Wenn ein Museum schon im Februar die Premiere einer Ausstellung gefeiert hat (Kinder, damals gab es bei uns noch kein Corona, könnt ihr euch das vorstellen?), dann bedeutet die Wiedereröffnung nach der Lockdownpause ... eine Repremiere. Zumindest habe ich dieses Wort dafür gerade erfunden. Bitte sehr, es ist kostenlos. Das Wort. Nicht die Ausstellung.

Offiziell war die Repremiere der Ausstellung "Das Plakat" im MKG schon am 7. Mai, für mich ist sie heute.

Man tastet sich da langsam ran. Erst steht man unschlüssig im Treppenhaus und linst durch mehrere Glastüren, ob "the so-called German maskenpflicht" (Guardian) auch in diesen heiligen Hallen gilt. Dann erkennt man schemenhaft jemanden mit Gesichtswindel hinter einem Tresen und ahnt: Diskutieren zwecklos. Also auf mit dem Ding und hineinspaziert.

Schon beschlägt die Brille. Dafür bekommt man aber auch kaum Luft. Egal. Tausendmal schon anderswo beschrieben.

Dann arbeitet man sich vor durch unbelebte Gänge, in denen rein gar nichts stattfindet, weil mal wieder irgendwas umgebaut und umgestaltet wird. Das war im MKG aber schon immer so, solange ich denken kann.

Irgendwann stößt man mal kurz auf einen Anstreicher auf einer Leiter und erschrickt heftig. Dann weiter, am geschlossenen Café vorbei, an dessen Tür ein Schild in schlechtem Deutsch darauf hinweist, dass das Café geschlossen ist.

Überhaupt gibt es traditionell sehr viele Schilder in schlechtem oder katastrophalem Deutsch im MKG, gerne auch als Texttafel zur Erläuterung beliebiger Ausstellungen. Wer immer das kuratiert, muss das Hamburger Schulsystem durchlaufen haben.

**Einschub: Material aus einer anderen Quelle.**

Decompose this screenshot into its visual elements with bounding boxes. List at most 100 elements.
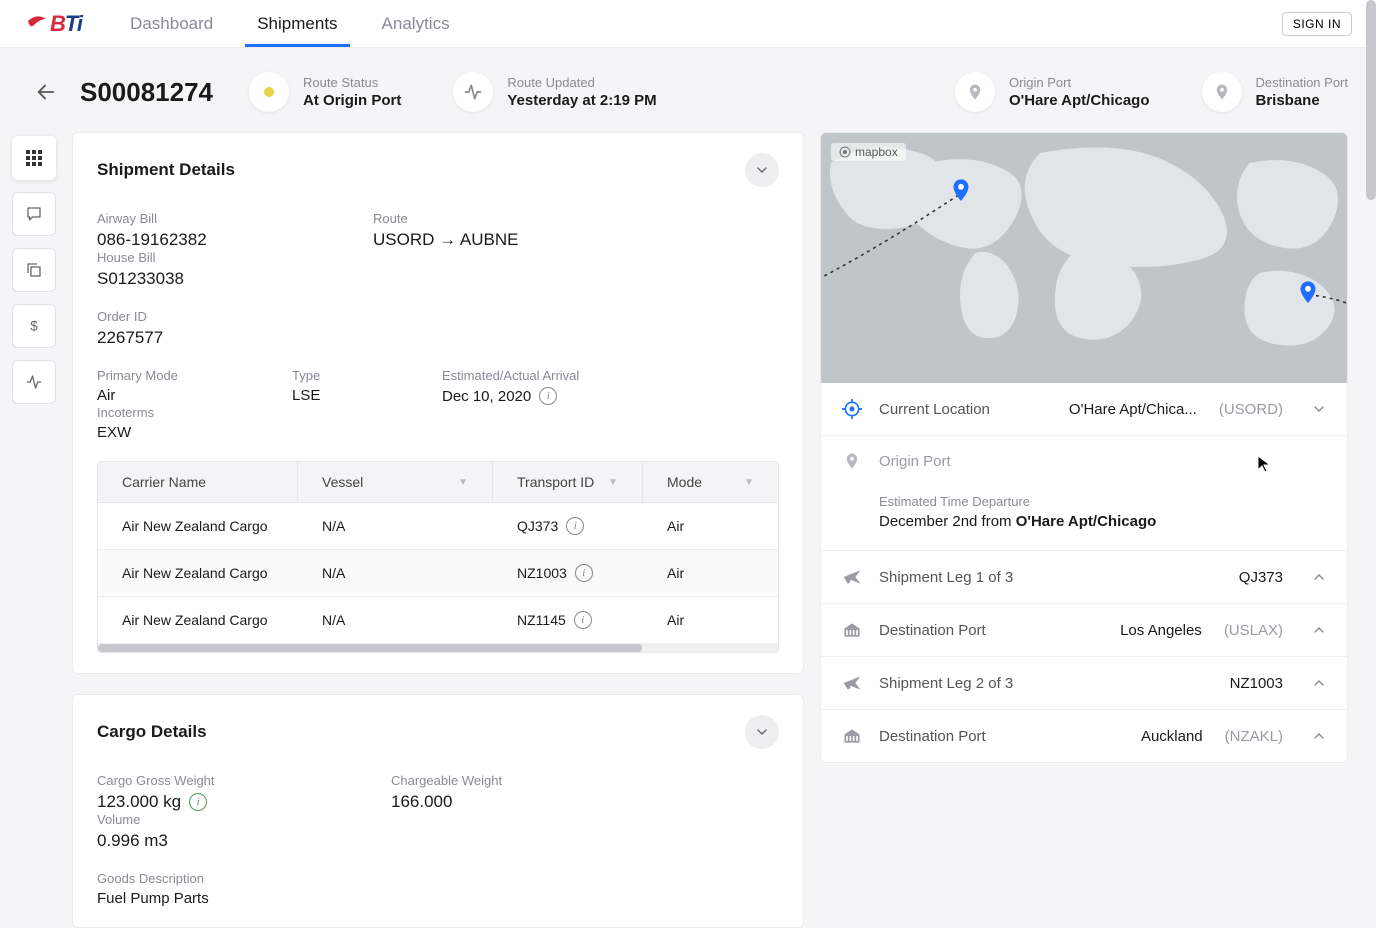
target-icon [841,399,863,419]
th-carrier[interactable]: Carrier Name [98,462,298,502]
left-column: Shipment Details Airway Bill 086-1916238… [72,132,804,928]
chevron-down-icon [754,162,770,178]
chevron-up-icon[interactable] [1311,569,1327,585]
world-map-icon [821,133,1347,383]
stat-value: Brisbane [1256,92,1349,109]
field-primary-mode: Primary Mode Air [97,368,292,405]
tool-grid[interactable] [12,136,56,180]
info-icon[interactable]: i [539,387,557,405]
info-icon[interactable]: i [189,793,207,811]
activity-icon [25,373,43,391]
svg-text:$: $ [30,319,38,334]
field-house-bill: House Bill S01233038 [97,250,247,289]
status-dot-icon [249,72,289,112]
map-attribution: mapbox [831,143,906,161]
route-current-location[interactable]: Current Location O'Hare Apt/Chica... (US… [821,383,1347,436]
th-transport-id[interactable]: Transport ID▼ [493,462,643,502]
stat-value: Yesterday at 2:19 PM [507,92,656,109]
route-port-1[interactable]: Destination Port Los Angeles (USLAX) [821,604,1347,657]
tool-activity[interactable] [12,360,56,404]
cargo-details-card: Cargo Details Cargo Gross Weight 123.000… [72,694,804,928]
stat-origin-port: Origin Port O'Hare Apt/Chicago [955,72,1150,112]
nav-shipments[interactable]: Shipments [257,2,337,46]
chevron-up-icon[interactable] [1311,675,1327,691]
logo[interactable]: BTi [24,11,82,37]
table-row[interactable]: Air New Zealand Cargo N/A QJ373i Air [98,503,778,550]
info-icon[interactable]: i [574,611,592,629]
th-mode[interactable]: Mode▼ [643,462,778,502]
stat-label: Origin Port [1009,75,1150,90]
table-row[interactable]: Air New Zealand Cargo N/A NZ1003i Air [98,550,778,597]
route-port-2[interactable]: Destination Port Auckland (NZAKL) [821,710,1347,762]
route-leg-1[interactable]: Shipment Leg 1 of 3 QJ373 [821,551,1347,604]
stat-value: At Origin Port [303,92,401,109]
stat-route-status: Route Status At Origin Port [249,72,401,112]
field-volume: Volume 0.996 m3 [97,812,247,851]
chevron-up-icon[interactable] [1311,728,1327,744]
page-header: S00081274 Route Status At Origin Port Ro… [0,48,1376,132]
grid-icon [25,149,43,167]
field-airway-bill: Airway Bill 086-19162382 [97,211,373,250]
info-icon[interactable]: i [575,564,593,582]
info-icon[interactable]: i [566,517,584,535]
pin-icon [1202,72,1242,112]
table-row[interactable]: Air New Zealand Cargo N/A NZ1145i Air [98,597,778,644]
port-icon [841,620,863,640]
back-button[interactable] [28,74,64,110]
pin-icon [955,72,995,112]
tool-copy[interactable] [12,248,56,292]
field-type: Type LSE [292,368,442,405]
map-pin-origin[interactable] [951,179,971,203]
plane-icon [841,567,863,587]
page-scrollbar[interactable] [1366,0,1376,200]
card-title: Shipment Details [97,160,235,180]
field-chargeable-weight: Chargeable Weight 166.000 [391,773,679,812]
top-bar: BTi Dashboard Shipments Analytics SIGN I… [0,0,1376,48]
tool-comment[interactable] [12,192,56,236]
sign-in-button[interactable]: SIGN IN [1282,12,1352,36]
top-nav: Dashboard Shipments Analytics [130,2,450,46]
field-order-id: Order ID 2267577 [97,309,247,348]
field-goods-description: Goods Description Fuel Pump Parts [97,871,247,907]
arrow-left-icon [35,81,57,103]
th-vessel[interactable]: Vessel▼ [298,462,493,502]
main-content: $ Shipment Details Airway Bill 086-19162… [0,132,1376,928]
field-gross-weight: Cargo Gross Weight 123.000 kgi [97,773,391,812]
collapse-button[interactable] [745,715,779,749]
field-route: Route USORD → AUBNE [373,211,666,250]
tool-cost[interactable]: $ [12,304,56,348]
collapse-button[interactable] [745,153,779,187]
side-tools: $ [12,132,56,404]
table-scrollbar[interactable] [98,644,778,652]
stat-destination-port: Destination Port Brisbane [1202,72,1349,112]
stat-route-updated: Route Updated Yesterday at 2:19 PM [453,72,656,112]
route-leg-2[interactable]: Shipment Leg 2 of 3 NZ1003 [821,657,1347,710]
field-incoterms: Incoterms EXW [97,405,247,441]
stat-label: Route Updated [507,75,656,90]
chat-icon [25,205,43,223]
dollar-icon: $ [25,317,43,335]
logo-swoosh-icon [24,11,50,37]
map-pin-destination[interactable] [1298,281,1318,305]
card-title: Cargo Details [97,722,207,742]
shipment-details-card: Shipment Details Airway Bill 086-1916238… [72,132,804,674]
port-icon [841,726,863,746]
pin-icon [841,452,863,470]
copy-icon [25,261,43,279]
logo-text: BTi [50,11,82,37]
table-header: Carrier Name Vessel▼ Transport ID▼ Mode▼ [98,462,778,503]
route-map[interactable]: mapbox [821,133,1347,383]
shipment-id: S00081274 [80,77,213,108]
stat-value: O'Hare Apt/Chicago [1009,92,1150,109]
field-eta: Estimated/Actual Arrival Dec 10, 2020i [442,368,700,405]
right-column: mapbox Current Location O'Hare Apt/Chica… [820,132,1348,763]
stat-label: Route Status [303,75,401,90]
chevron-up-icon[interactable] [1311,622,1327,638]
stat-label: Destination Port [1256,75,1349,90]
nav-analytics[interactable]: Analytics [382,2,450,46]
chevron-down-icon[interactable] [1311,401,1327,417]
nav-dashboard[interactable]: Dashboard [130,2,213,46]
carriers-table: Carrier Name Vessel▼ Transport ID▼ Mode▼… [97,461,779,653]
route-etd: Estimated Time Departure December 2nd fr… [821,486,1347,551]
chevron-down-icon [754,724,770,740]
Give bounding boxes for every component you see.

Die eigentlichen Ausstellungssäle dann fast menschenleer, bis auf das Aufsichtspersonal natürlich. Aber eigentlich: leer.

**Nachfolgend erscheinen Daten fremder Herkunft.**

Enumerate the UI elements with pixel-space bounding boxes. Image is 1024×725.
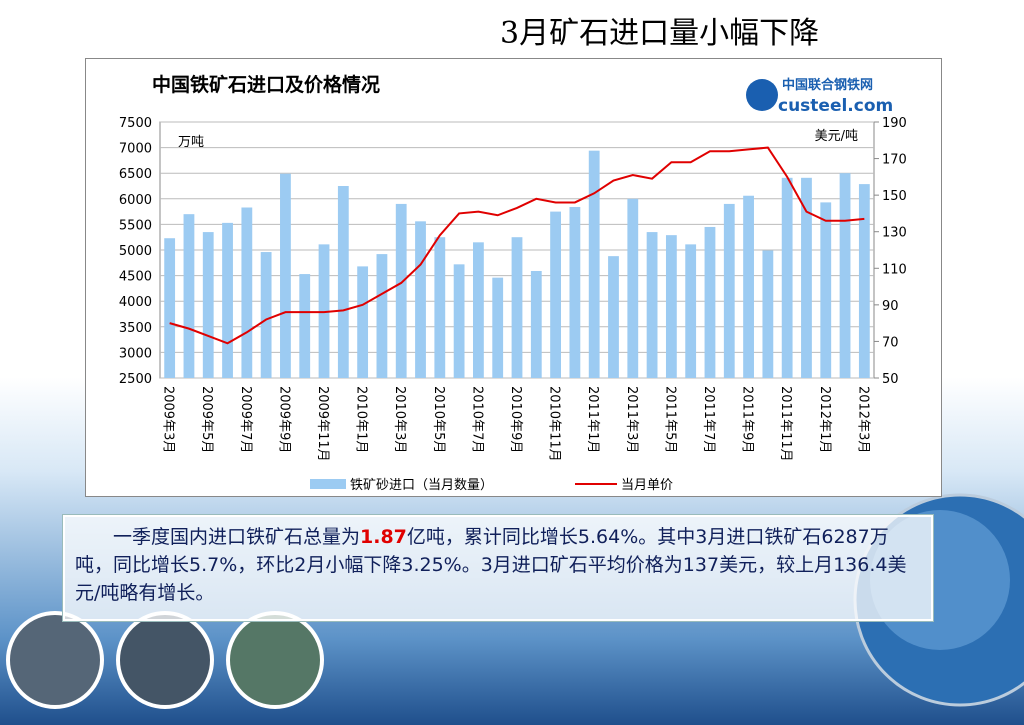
legend-label: 铁矿砂进口（当月数量） xyxy=(350,478,493,493)
bar xyxy=(743,195,754,378)
bar xyxy=(164,238,176,378)
y2-tick-label: 150 xyxy=(882,189,907,204)
x-tick-label: 2009年3月 xyxy=(161,386,176,453)
x-tick-label: 2011年9月 xyxy=(740,386,755,453)
x-tick-label: 2010年11月 xyxy=(547,386,562,462)
y-tick-label: 5500 xyxy=(119,218,152,233)
photo-truck xyxy=(6,611,104,709)
y-tick-label: 6500 xyxy=(119,167,152,182)
bar xyxy=(762,250,774,378)
price-line xyxy=(169,146,865,345)
bar xyxy=(299,274,311,378)
bar xyxy=(646,232,658,378)
y2-tick-label: 70 xyxy=(882,335,899,350)
x-tick-label: 2010年7月 xyxy=(469,386,484,453)
logo-url: custeel.com xyxy=(778,96,893,116)
bar xyxy=(839,173,851,378)
chart-title: 中国铁矿石进口及价格情况 xyxy=(152,73,380,96)
x-tick-label: 2011年1月 xyxy=(585,386,600,453)
y2-axis-label: 美元/吨 xyxy=(815,129,858,144)
y2-tick-label: 110 xyxy=(882,262,907,277)
bar xyxy=(202,232,214,378)
y-tick-label: 2500 xyxy=(119,372,152,387)
y-tick-label: 4000 xyxy=(119,295,152,310)
bar xyxy=(222,222,233,378)
bar xyxy=(492,277,504,378)
bar xyxy=(820,202,832,378)
bar xyxy=(183,214,195,378)
bar xyxy=(685,244,697,378)
y-tick-label: 4500 xyxy=(119,270,152,285)
x-tick-label: 2012年1月 xyxy=(817,386,832,453)
x-tick-label: 2011年7月 xyxy=(701,386,716,453)
bar xyxy=(569,206,581,378)
bar xyxy=(357,266,369,378)
x-tick-label: 2012年3月 xyxy=(855,386,870,453)
y2-tick-label: 170 xyxy=(882,153,907,168)
bar xyxy=(473,242,484,378)
bar xyxy=(627,198,639,378)
y-tick-label: 5000 xyxy=(119,244,152,259)
bar xyxy=(723,203,735,378)
y-tick-label: 6000 xyxy=(119,193,152,208)
y-tick-label: 3500 xyxy=(119,321,152,336)
slide-title: 3月矿石进口量小幅下降 xyxy=(500,16,820,51)
bar xyxy=(530,270,542,378)
y2-tick-label: 130 xyxy=(882,226,907,241)
bar xyxy=(395,203,407,378)
bar xyxy=(801,177,812,378)
x-tick-label: 2010年9月 xyxy=(508,386,523,453)
highlight: 1.87 xyxy=(360,526,407,548)
summary-text: 一季度国内进口铁矿石总量为1.87亿吨，累计同比增长5.64%。其中3月进口铁矿… xyxy=(63,515,933,621)
x-tick-label: 2009年7月 xyxy=(238,386,253,453)
bar xyxy=(415,221,426,378)
y-tick-label: 7500 xyxy=(119,116,152,131)
bar xyxy=(241,207,253,378)
logo-icon xyxy=(746,79,778,111)
bar xyxy=(260,252,272,378)
bar xyxy=(550,211,561,378)
y-tick-label: 7000 xyxy=(119,142,152,157)
x-tick-label: 2009年9月 xyxy=(276,386,291,453)
x-tick-label: 2011年11月 xyxy=(778,386,793,462)
x-tick-label: 2009年11月 xyxy=(315,386,330,462)
bar xyxy=(781,177,793,378)
y-tick-label: 3000 xyxy=(119,346,152,361)
x-tick-label: 2009年5月 xyxy=(199,386,214,453)
logo-name: 中国联合钢铁网 xyxy=(782,77,873,93)
bar xyxy=(280,173,291,378)
y2-tick-label: 50 xyxy=(882,372,899,387)
x-tick-label: 2010年1月 xyxy=(354,386,369,453)
text: 亿吨，累计同比增长5.64%。其中3月进口铁矿石6287万吨，同比增长5.7%，… xyxy=(75,526,907,604)
bar xyxy=(858,184,870,378)
x-tick-label: 2010年5月 xyxy=(431,386,446,453)
text: 一季度国内进口铁矿石总量为 xyxy=(113,526,361,548)
x-tick-label: 2011年5月 xyxy=(662,386,677,453)
bar xyxy=(453,264,465,378)
x-tick-label: 2011年3月 xyxy=(624,386,639,453)
y2-tick-label: 190 xyxy=(882,116,907,131)
bar xyxy=(704,226,716,378)
bar xyxy=(588,150,600,378)
bar xyxy=(434,237,446,378)
legend-label: 当月单价 xyxy=(621,478,673,493)
bar xyxy=(337,186,349,378)
bar xyxy=(511,237,523,378)
bar xyxy=(608,256,619,378)
legend-swatch xyxy=(310,479,346,489)
y2-tick-label: 90 xyxy=(882,299,899,314)
bar xyxy=(665,235,677,378)
bar xyxy=(376,254,388,378)
x-tick-label: 2010年3月 xyxy=(392,386,407,453)
y-axis-label: 万吨 xyxy=(178,135,204,150)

Was neben der coronabedingten Entwöhnung des Publikums sicher auch an der späten Stunde liegt. Ich komme so gegen fünf. Geöffnet ist bis 18 Uhr. Also eine Stunde Zeit zum Schnelldurchlauf der Plakateausstellung. Denke ich. Aber zunächst reißt einen um 17.45 Uhr ein ohrenbetäubender Gong aus allen Träumen, dann folgt eine scheppernde, kaum noch passiv aggressive Durchsage des Tenors, jetzt sei die letzte Chance zu fliehen, später könne man für nichts mehr garantieren.

Schön, denke ich mir, gerade noch ein kurzer Ritt durch diesen vorletzten Saal – da wird vor meiner Nase demonstrativ das Licht ausgeschaltet. 17.50 Uhr. Ich sehe ein, dass es keinen Sinn hat, wie beim "Dialog im Dunkeln" durch stockfinstere Labyrinthe zu tapern, und gehe nach Hause.

Aber die Ausstellung selbst: lohnenswert. Bringen Sie etwas mehr Zeit mit als ich. Das war meine Repremiere.

Die Zahlen dieses wieder ein klein wenig normaleren Tages: landesweit 172.812 Infizierte, 7.676 verstorben. In Hamburg 4.964 Fälle (immer noch keine 5.000), aber plötzlich 216 Tote statt gestern noch 204. Sterben die Ärmsten in dieser Stadt häufig schubweise, oder hatten die Statistiker am Montag noch langes Wochenende?